Ce paragraphe donne lieu à la dernière pause critique de l’ouvrage. La difficulté porte
sur le statut de l’énoncé quand on met en regard le § 44 avec le § 33. Ce dernier
paragraphe thématisait le passage de l’explicitation de l’étant, son interprétation comme
ceci ou cela, selon un comme existential-‐herméneutique, c’est-‐à-‐dire antéprédicatif, à
l’énoncé qui porte explicitement sur l’étant dans un comme apophantique qui le fait
passer de la Zuhandenheit à la Vorhandenheit. Dans le § 44, Heidegger dégage un autre
danger, qui est que l’énoncé cesse de renvoyer à l’étant découvert et se mette à valoir
pour lui-‐même comme un étant Zuhanden qui est utilisé, repris, redit, et alors il barre
l’accès à ce dont il est parlé au lieu de le révéler, et nous reconnaissons là le mécanisme
du bavardage du On, modalité déchue du discours. Heidegger n’articule pas
explicitement ces deux caractérisations de l’énoncé, et Marlène Zarader ajoute que
lorsqu’on essaie de le faire, on se trouve devant une aporie. Il y a une ambiguïté dans la
caractérisation de l’énoncé. Heidegger part de la vérité logique de l’énoncé comme la
plus dérivée, pour remonter à partir d’elle à la vérité ontique de l’étant qui est
découvert, puis à la vérité du comportement du Dasein consistant à découvrir, puis à
l’ouverture du monde qui rend possible ce comportement et constitue la vérité la plus
originaire, la vérité ontologique. Or, l’énoncé se trouve à deux endroits à la fois de ce
dispositif. A la place la plus dérivée, d’abord, place numéro 1, mais aussi à la place du
comportement découvrant, la place numéro 3, car Heidegger affirme que l’énoncé est un
comportement du Dasein qui découvre l’étant. L’énoncé semble parfois second par
rapport à l’acte de découvrir, il consiste à s’approprier ce qui est déjà découvert et
finalement à le perdre. Mais dans d’autres passages, c’est l’énoncé lui-‐même qui est
déterminé comme « découvrant », et pris en tant que comportement du Dasein, et en ce
sens il précède la découverte de l’étant et la rend possible. Marlène Zarader écrit : « pris
en son sens logique, l’énoncé suppose l’être-‐découvert de l’étant, et davantage encore
l’être découvrant du Dasein ; pris en son sens existential, il permet l’être-‐découvert de
l’étant, et est lui-‐même dit découvrant » (p. 400). Comment concilier de telles
affirmations ? L’idée de Marlène Zarader est que cette difficulté tient au fait que la vérité
la plus originaire est le Dasein lui-‐même en tant qu’ouverture, et le problème sera
dépassé dès lors que Heidegger surmontera ce reliquat de transcendantalisme dans le
tournant, dont on voit les prémices dans De l’essence du fondement.
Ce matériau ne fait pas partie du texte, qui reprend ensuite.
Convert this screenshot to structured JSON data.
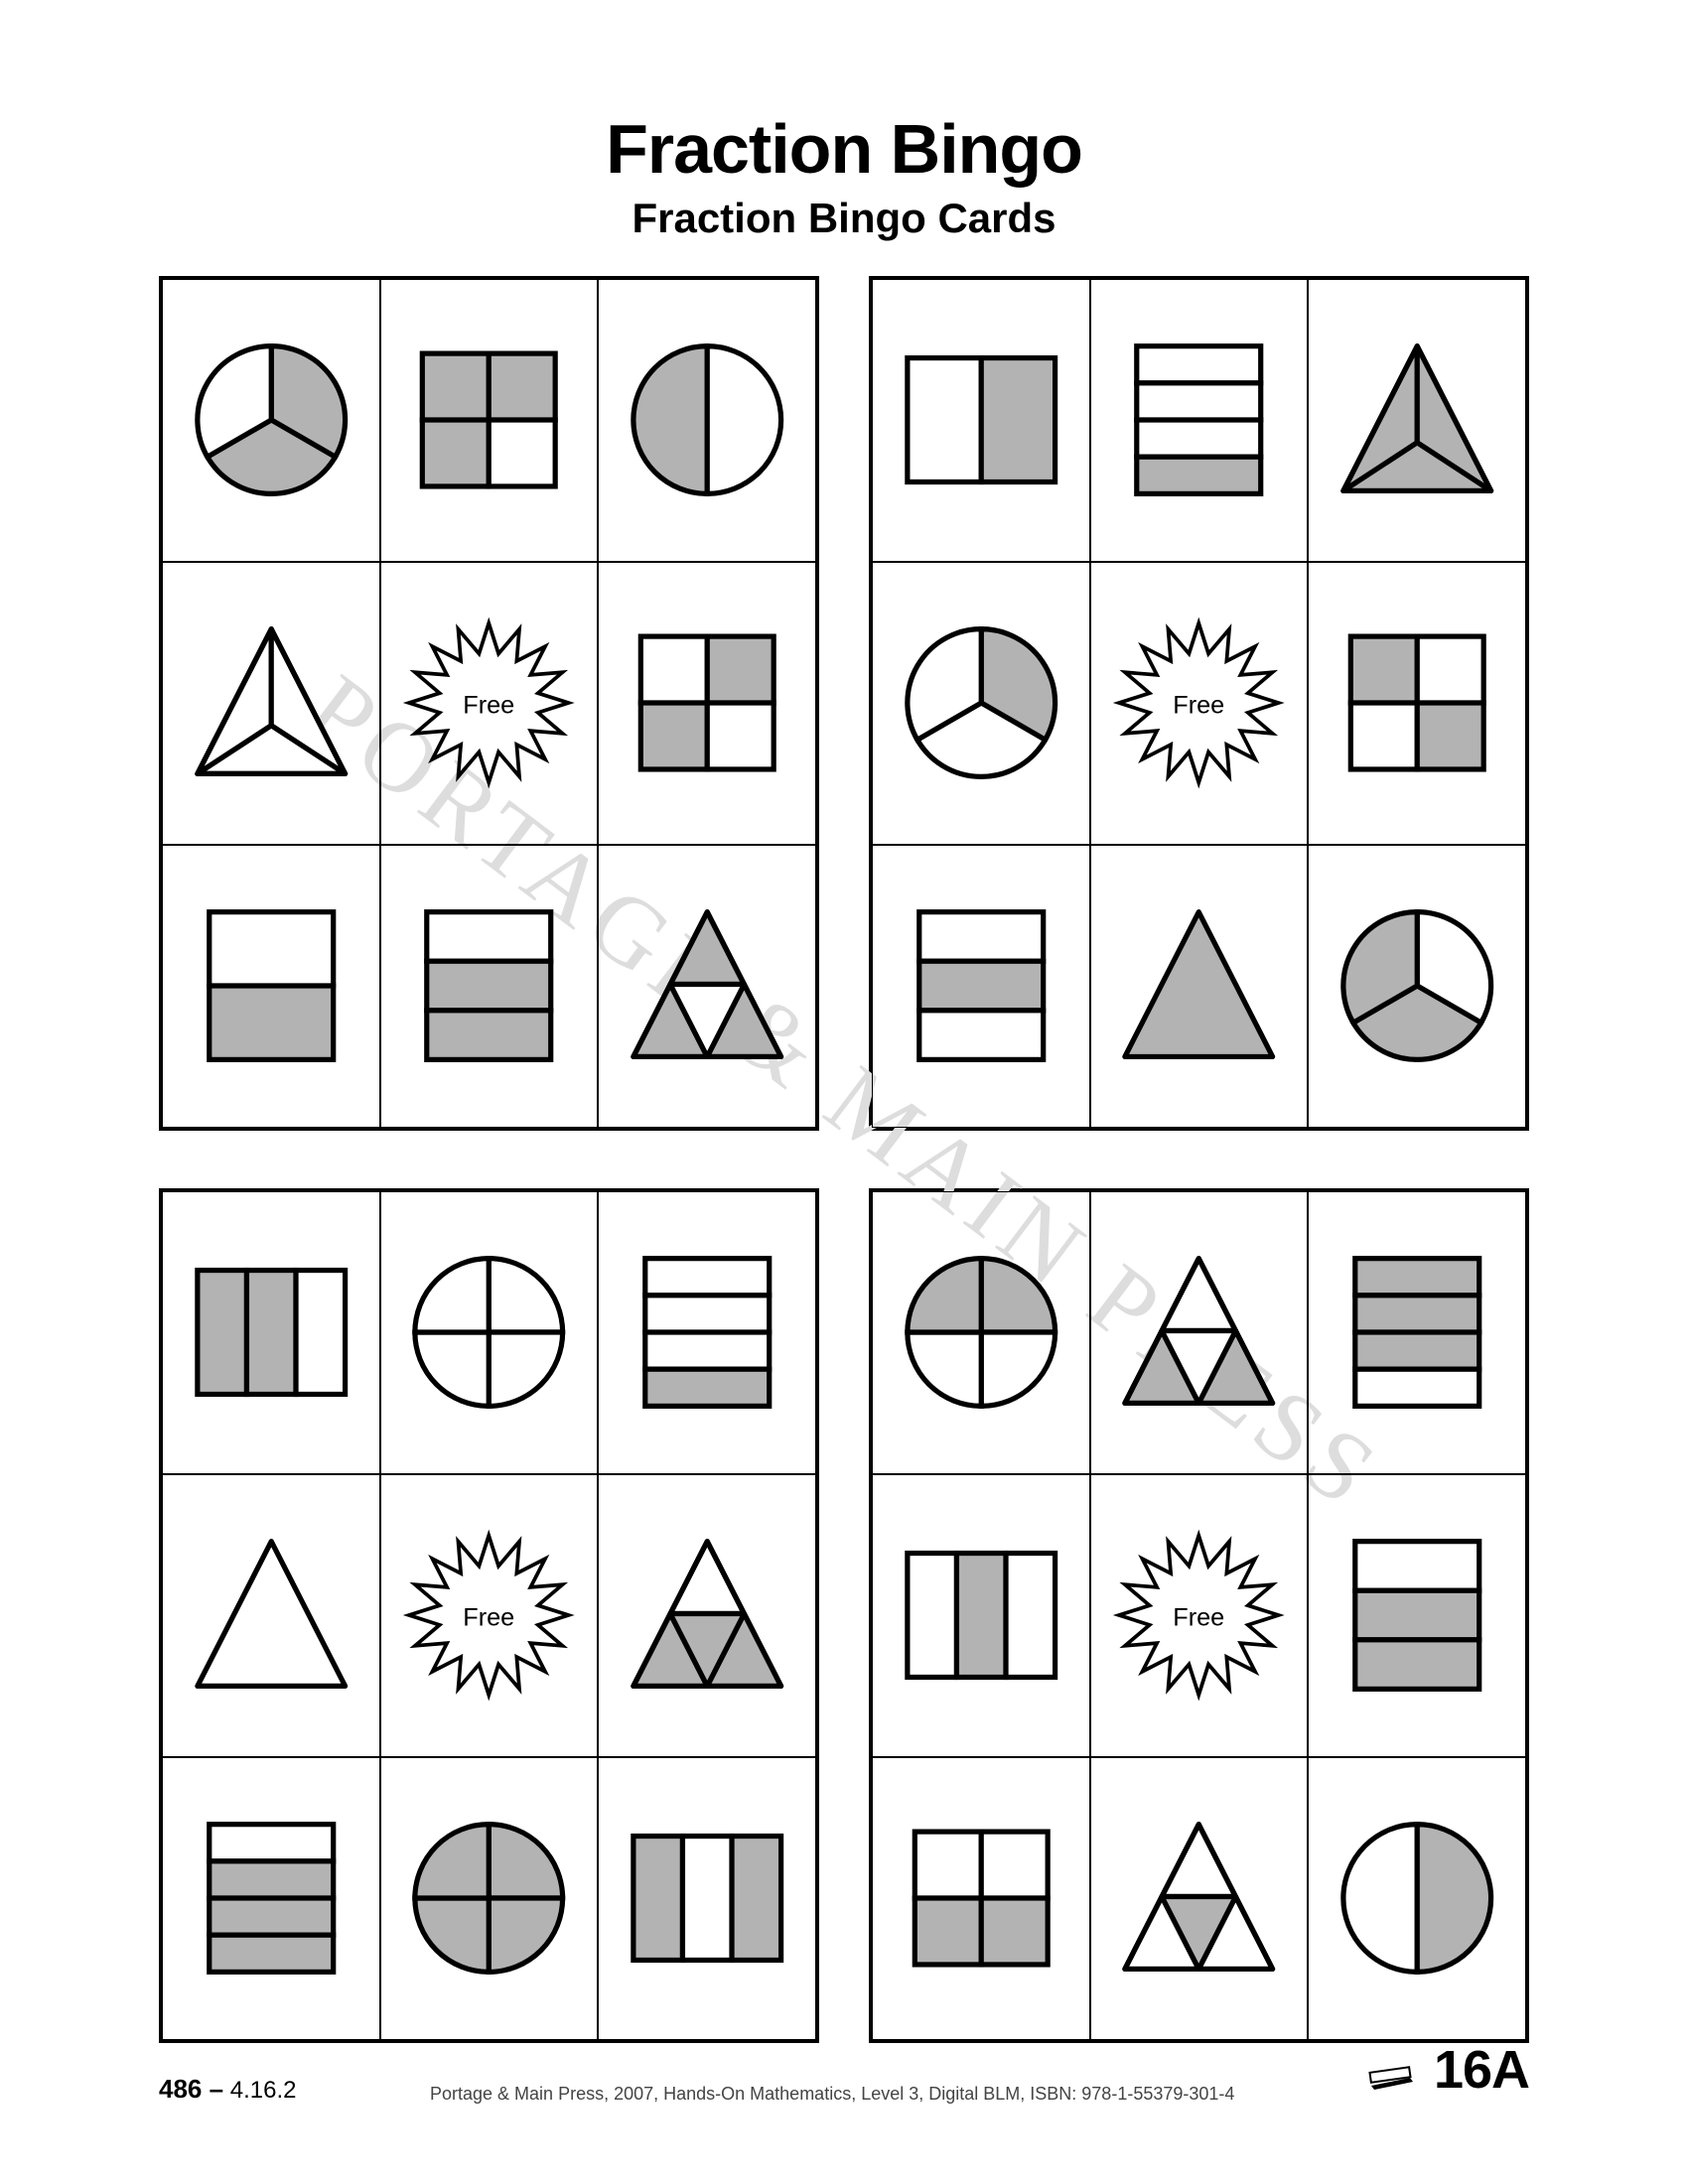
{
  "colors": {
    "fill": "#b3b3b3",
    "stroke": "#000",
    "bg": "#fff"
  },
  "title": "Fraction Bingo",
  "subtitle": "Fraction Bingo Cards",
  "free_label": "Free",
  "watermark": "PORTAGE & MAIN PRESS",
  "footer": {
    "page_left_bold": "486 –",
    "page_left_small": " 4.16.2",
    "center": "Portage & Main Press, 2007, Hands-On Mathematics, Level 3, Digital BLM, ISBN: 978-1-55379-301-4",
    "right": "16A"
  },
  "cards": [
    {
      "cells": [
        {
          "shape": "circle",
          "parts": 3,
          "shaded": [
            0,
            1
          ]
        },
        {
          "shape": "square",
          "parts": 4,
          "shaded": [
            0,
            1,
            2
          ]
        },
        {
          "shape": "circle",
          "parts": 2,
          "shaded": [
            0
          ]
        },
        {
          "shape": "triangle",
          "parts": 3,
          "shaded": []
        },
        {
          "shape": "free"
        },
        {
          "shape": "square",
          "parts": 4,
          "shaded": [
            1,
            2
          ]
        },
        {
          "shape": "rect",
          "parts": 2,
          "orient": "h",
          "shaded": [
            1
          ]
        },
        {
          "shape": "rect",
          "parts": 3,
          "orient": "h",
          "shaded": [
            1,
            2
          ]
        },
        {
          "shape": "triangle",
          "parts": 4,
          "shaded": [
            0,
            1,
            2
          ]
        }
      ]
    },
    {
      "cells": [
        {
          "shape": "rect",
          "parts": 2,
          "orient": "v",
          "shaded": [
            1
          ]
        },
        {
          "shape": "rect",
          "parts": 4,
          "orient": "h",
          "shaded": [
            3
          ]
        },
        {
          "shape": "triangle",
          "parts": 3,
          "shaded": [
            0,
            1,
            2
          ]
        },
        {
          "shape": "circle",
          "parts": 3,
          "shaded": [
            0
          ]
        },
        {
          "shape": "free"
        },
        {
          "shape": "square",
          "parts": 4,
          "shaded": [
            0,
            3
          ]
        },
        {
          "shape": "rect",
          "parts": 3,
          "orient": "h",
          "shaded": [
            1
          ]
        },
        {
          "shape": "triangle",
          "parts": 1,
          "shaded": [
            0
          ]
        },
        {
          "shape": "circle",
          "parts": 3,
          "shaded": [
            1,
            2
          ]
        }
      ]
    },
    {
      "cells": [
        {
          "shape": "rect",
          "parts": 3,
          "orient": "v",
          "shaded": [
            0,
            1
          ]
        },
        {
          "shape": "circle",
          "parts": 4,
          "shaded": []
        },
        {
          "shape": "rect",
          "parts": 4,
          "orient": "h",
          "shaded": [
            3
          ]
        },
        {
          "shape": "triangle",
          "parts": 1,
          "shaded": []
        },
        {
          "shape": "free"
        },
        {
          "shape": "triangle",
          "parts": 4,
          "shaded": [
            0,
            2,
            3
          ]
        },
        {
          "shape": "rect",
          "parts": 4,
          "orient": "h",
          "shaded": [
            1,
            2,
            3
          ]
        },
        {
          "shape": "circle",
          "parts": 4,
          "shaded": [
            0,
            1,
            2,
            3
          ]
        },
        {
          "shape": "rect",
          "parts": 3,
          "orient": "v",
          "shaded": [
            0,
            2
          ]
        }
      ]
    },
    {
      "cells": [
        {
          "shape": "circle",
          "parts": 4,
          "shaded": [
            0,
            3
          ]
        },
        {
          "shape": "triangle",
          "parts": 4,
          "shaded": [
            0,
            2
          ]
        },
        {
          "shape": "rect",
          "parts": 4,
          "orient": "h",
          "shaded": [
            0,
            1,
            2
          ]
        },
        {
          "shape": "rect",
          "parts": 3,
          "orient": "v",
          "shaded": [
            1
          ]
        },
        {
          "shape": "free"
        },
        {
          "shape": "rect",
          "parts": 3,
          "orient": "h",
          "shaded": [
            1,
            2
          ]
        },
        {
          "shape": "square",
          "parts": 4,
          "shaded": [
            2,
            3
          ]
        },
        {
          "shape": "triangle",
          "parts": 4,
          "shaded": [
            3
          ]
        },
        {
          "shape": "circle",
          "parts": 2,
          "shaded": [
            1
          ]
        }
      ]
    }
  ]
}
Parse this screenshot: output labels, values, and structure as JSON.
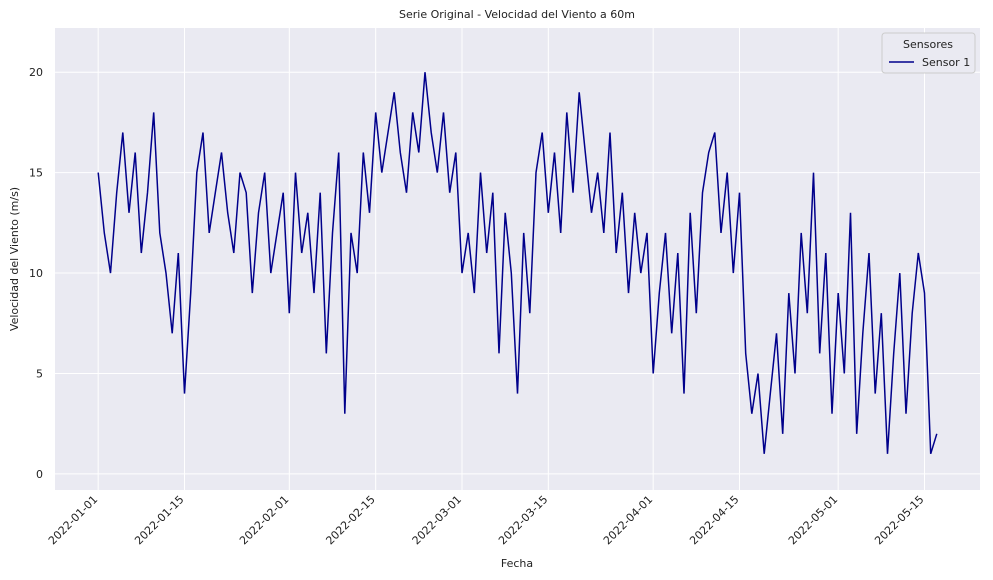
{
  "chart_data": {
    "type": "line",
    "title": "Serie Original - Velocidad del Viento a 60m",
    "x_label": "Fecha",
    "y_label": "Velocidad del Viento (m/s)",
    "legend_title": "Sensores",
    "legend_position": "upper right",
    "grid": true,
    "x": [
      "2022-01-01",
      "2022-01-02",
      "2022-01-03",
      "2022-01-04",
      "2022-01-05",
      "2022-01-06",
      "2022-01-07",
      "2022-01-08",
      "2022-01-09",
      "2022-01-10",
      "2022-01-11",
      "2022-01-12",
      "2022-01-13",
      "2022-01-14",
      "2022-01-15",
      "2022-01-16",
      "2022-01-17",
      "2022-01-18",
      "2022-01-19",
      "2022-01-20",
      "2022-01-21",
      "2022-01-22",
      "2022-01-23",
      "2022-01-24",
      "2022-01-25",
      "2022-01-26",
      "2022-01-27",
      "2022-01-28",
      "2022-01-29",
      "2022-01-30",
      "2022-01-31",
      "2022-02-01",
      "2022-02-02",
      "2022-02-03",
      "2022-02-04",
      "2022-02-05",
      "2022-02-06",
      "2022-02-07",
      "2022-02-08",
      "2022-02-09",
      "2022-02-10",
      "2022-02-11",
      "2022-02-12",
      "2022-02-13",
      "2022-02-14",
      "2022-02-15",
      "2022-02-16",
      "2022-02-17",
      "2022-02-18",
      "2022-02-19",
      "2022-02-20",
      "2022-02-21",
      "2022-02-22",
      "2022-02-23",
      "2022-02-24",
      "2022-02-25",
      "2022-02-26",
      "2022-02-27",
      "2022-02-28",
      "2022-03-01",
      "2022-03-02",
      "2022-03-03",
      "2022-03-04",
      "2022-03-05",
      "2022-03-06",
      "2022-03-07",
      "2022-03-08",
      "2022-03-09",
      "2022-03-10",
      "2022-03-11",
      "2022-03-12",
      "2022-03-13",
      "2022-03-14",
      "2022-03-15",
      "2022-03-16",
      "2022-03-17",
      "2022-03-18",
      "2022-03-19",
      "2022-03-20",
      "2022-03-21",
      "2022-03-22",
      "2022-03-23",
      "2022-03-24",
      "2022-03-25",
      "2022-03-26",
      "2022-03-27",
      "2022-03-28",
      "2022-03-29",
      "2022-03-30",
      "2022-03-31",
      "2022-04-01",
      "2022-04-02",
      "2022-04-03",
      "2022-04-04",
      "2022-04-05",
      "2022-04-06",
      "2022-04-07",
      "2022-04-08",
      "2022-04-09",
      "2022-04-10",
      "2022-04-11",
      "2022-04-12",
      "2022-04-13",
      "2022-04-14",
      "2022-04-15",
      "2022-04-16",
      "2022-04-17",
      "2022-04-18",
      "2022-04-19",
      "2022-04-20",
      "2022-04-21",
      "2022-04-22",
      "2022-04-23",
      "2022-04-24",
      "2022-04-25",
      "2022-04-26",
      "2022-04-27",
      "2022-04-28",
      "2022-04-29",
      "2022-04-30",
      "2022-05-01",
      "2022-05-02",
      "2022-05-03",
      "2022-05-04",
      "2022-05-05",
      "2022-05-06",
      "2022-05-07",
      "2022-05-08",
      "2022-05-09",
      "2022-05-10",
      "2022-05-11",
      "2022-05-12",
      "2022-05-13",
      "2022-05-14",
      "2022-05-15",
      "2022-05-16",
      "2022-05-17"
    ],
    "series": [
      {
        "name": "Sensor 1",
        "color": "#00008b",
        "values": [
          15,
          12,
          10,
          14,
          17,
          13,
          16,
          11,
          14,
          18,
          12,
          10,
          7,
          11,
          4,
          9,
          15,
          17,
          12,
          14,
          16,
          13,
          11,
          15,
          14,
          9,
          13,
          15,
          10,
          12,
          14,
          8,
          15,
          11,
          13,
          9,
          14,
          6,
          12,
          16,
          3,
          12,
          10,
          16,
          13,
          18,
          15,
          17,
          19,
          16,
          14,
          18,
          16,
          20,
          17,
          15,
          18,
          14,
          16,
          10,
          12,
          9,
          15,
          11,
          14,
          6,
          13,
          10,
          4,
          12,
          8,
          15,
          17,
          13,
          16,
          12,
          18,
          14,
          19,
          16,
          13,
          15,
          12,
          17,
          11,
          14,
          9,
          13,
          10,
          12,
          5,
          9,
          12,
          7,
          11,
          4,
          13,
          8,
          14,
          16,
          17,
          12,
          15,
          10,
          14,
          6,
          3,
          5,
          1,
          4,
          7,
          2,
          9,
          5,
          12,
          8,
          15,
          6,
          11,
          3,
          9,
          5,
          13,
          2,
          7,
          11,
          4,
          8,
          1,
          6,
          10,
          3,
          8,
          11,
          9,
          1,
          2
        ]
      }
    ],
    "xlim": [
      "2021-12-25",
      "2022-05-24"
    ],
    "xticks": [
      "2022-01-01",
      "2022-01-15",
      "2022-02-01",
      "2022-02-15",
      "2022-03-01",
      "2022-03-15",
      "2022-04-01",
      "2022-04-15",
      "2022-05-01",
      "2022-05-15"
    ],
    "ylim": [
      -0.8,
      22.2
    ],
    "yticks": [
      0,
      5,
      10,
      15,
      20
    ]
  }
}
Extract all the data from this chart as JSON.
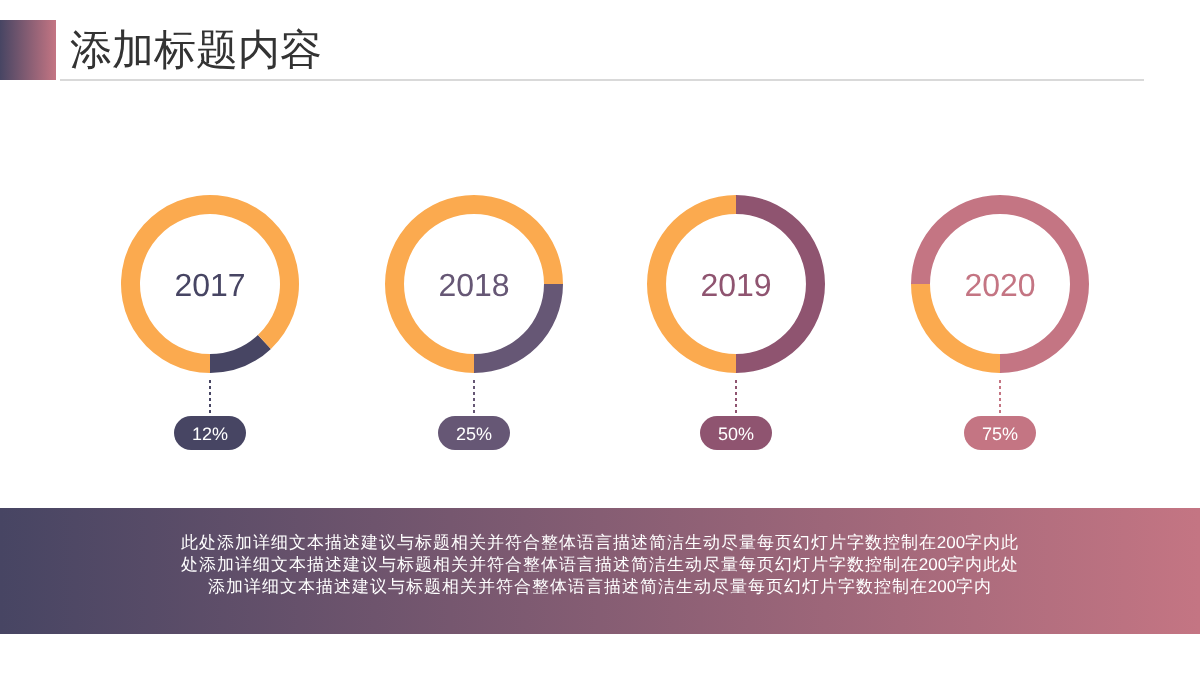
{
  "chart_data": [
    {
      "type": "other",
      "title": "添加标题内容",
      "annotations": [
        "此处添加详细文本描述建议与标题相关并符合整体语言描述简洁生动尽量每页幻灯片字数控制在200字内此处添加详细文本描述建议与标题相关并符合整体语言描述简洁生动尽量每页幻灯片字数控制在200字内此处添加详细文本描述建议与标题相关并符合整体语言描述简洁生动尽量每页幻灯片字数控制在200字内"
      ]
    },
    {
      "type": "donut",
      "title": "2017",
      "categories": [
        null,
        null
      ],
      "values": [
        12,
        88
      ],
      "colors": [
        "#474563",
        "#fbaa4f"
      ],
      "value_labels": [
        "12%",
        null
      ]
    },
    {
      "type": "donut",
      "title": "2018",
      "categories": [
        null,
        null
      ],
      "values": [
        25,
        75
      ],
      "colors": [
        "#665775",
        "#fbaa4f"
      ],
      "value_labels": [
        "25%",
        null
      ]
    },
    {
      "type": "donut",
      "title": "2019",
      "categories": [
        null,
        null
      ],
      "values": [
        50,
        50
      ],
      "colors": [
        "#8f5470",
        "#fbaa4f"
      ],
      "value_labels": [
        "50%",
        null
      ]
    },
    {
      "type": "donut",
      "title": "2020",
      "categories": [
        null,
        null
      ],
      "values": [
        75,
        25
      ],
      "colors": [
        "#c47583",
        "#fbaa4f"
      ],
      "value_labels": [
        "75%",
        null
      ]
    }
  ]
}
Ici, nous nous posons une question. Est-‐ce que la perspective développée après le
tournant permet véritablement de surmonter l’aporie ? Que la vérité ontologique ne soit
plus l’ouverture du Dasein mais la vérité de l’être en laquelle il se tient, vérité qui
s’ouvre à lui, qui se dispense historiquement, résout-‐il le problème ? L’énoncé est alors
tenu encore pour la vérité la plus dérivée par rapport à la vérité de l’être, mais l’énoncé
ne demeure-‐t-‐il pas encore découvrant dans cette perspective ? Les deux affirmations,
difficilement conciliables ne sont-‐elles pas maintenues malgré le tournant dans la vérité
de l’être ? A moins que l’énoncé ne soit plus un comportement du Dasein, peut-‐être dans
ce cas faudrait-‐il aller voir la pensée de la parole développée dans Acheminement vers la
parole où celle-‐ci semble bien trouver son origine en l’être et relever de son envoi,
puisque c’est la parole même qui parle, et l’homme est pris en elle. Laissons la question
ouverte, mais Heidegger a peut-‐être lui-‐même vu la difficulté puisqu’il tient lui-‐même la
conception du discours dans Sein und Zeit pour insatisfaisante.
Indépendamment de ce problème, nous nous demandons s’il faut véritablement dire que
l’énoncé comme découvrant découvre nécessairement l’étant comme Vorhanden et plus
comme Zuhanden et qu’il tombe nécessairement dans le ouï-‐dire qui ne découvre plus
l’étant : « Qu’il soit un mode d’appropriation de l’être-‐découvert, on peut le comprendre,
à condition de souligner qu’il est un mode inapproprié d’appropriation : tel est ce qui
ressort tant des analyses du § 33 (il s’approprie l’étant comme subsistant) que de celles
du § 44 (il s’approprie l’étant par ouï-‐dire, sans ré-‐accomplir le découvrement) » (p.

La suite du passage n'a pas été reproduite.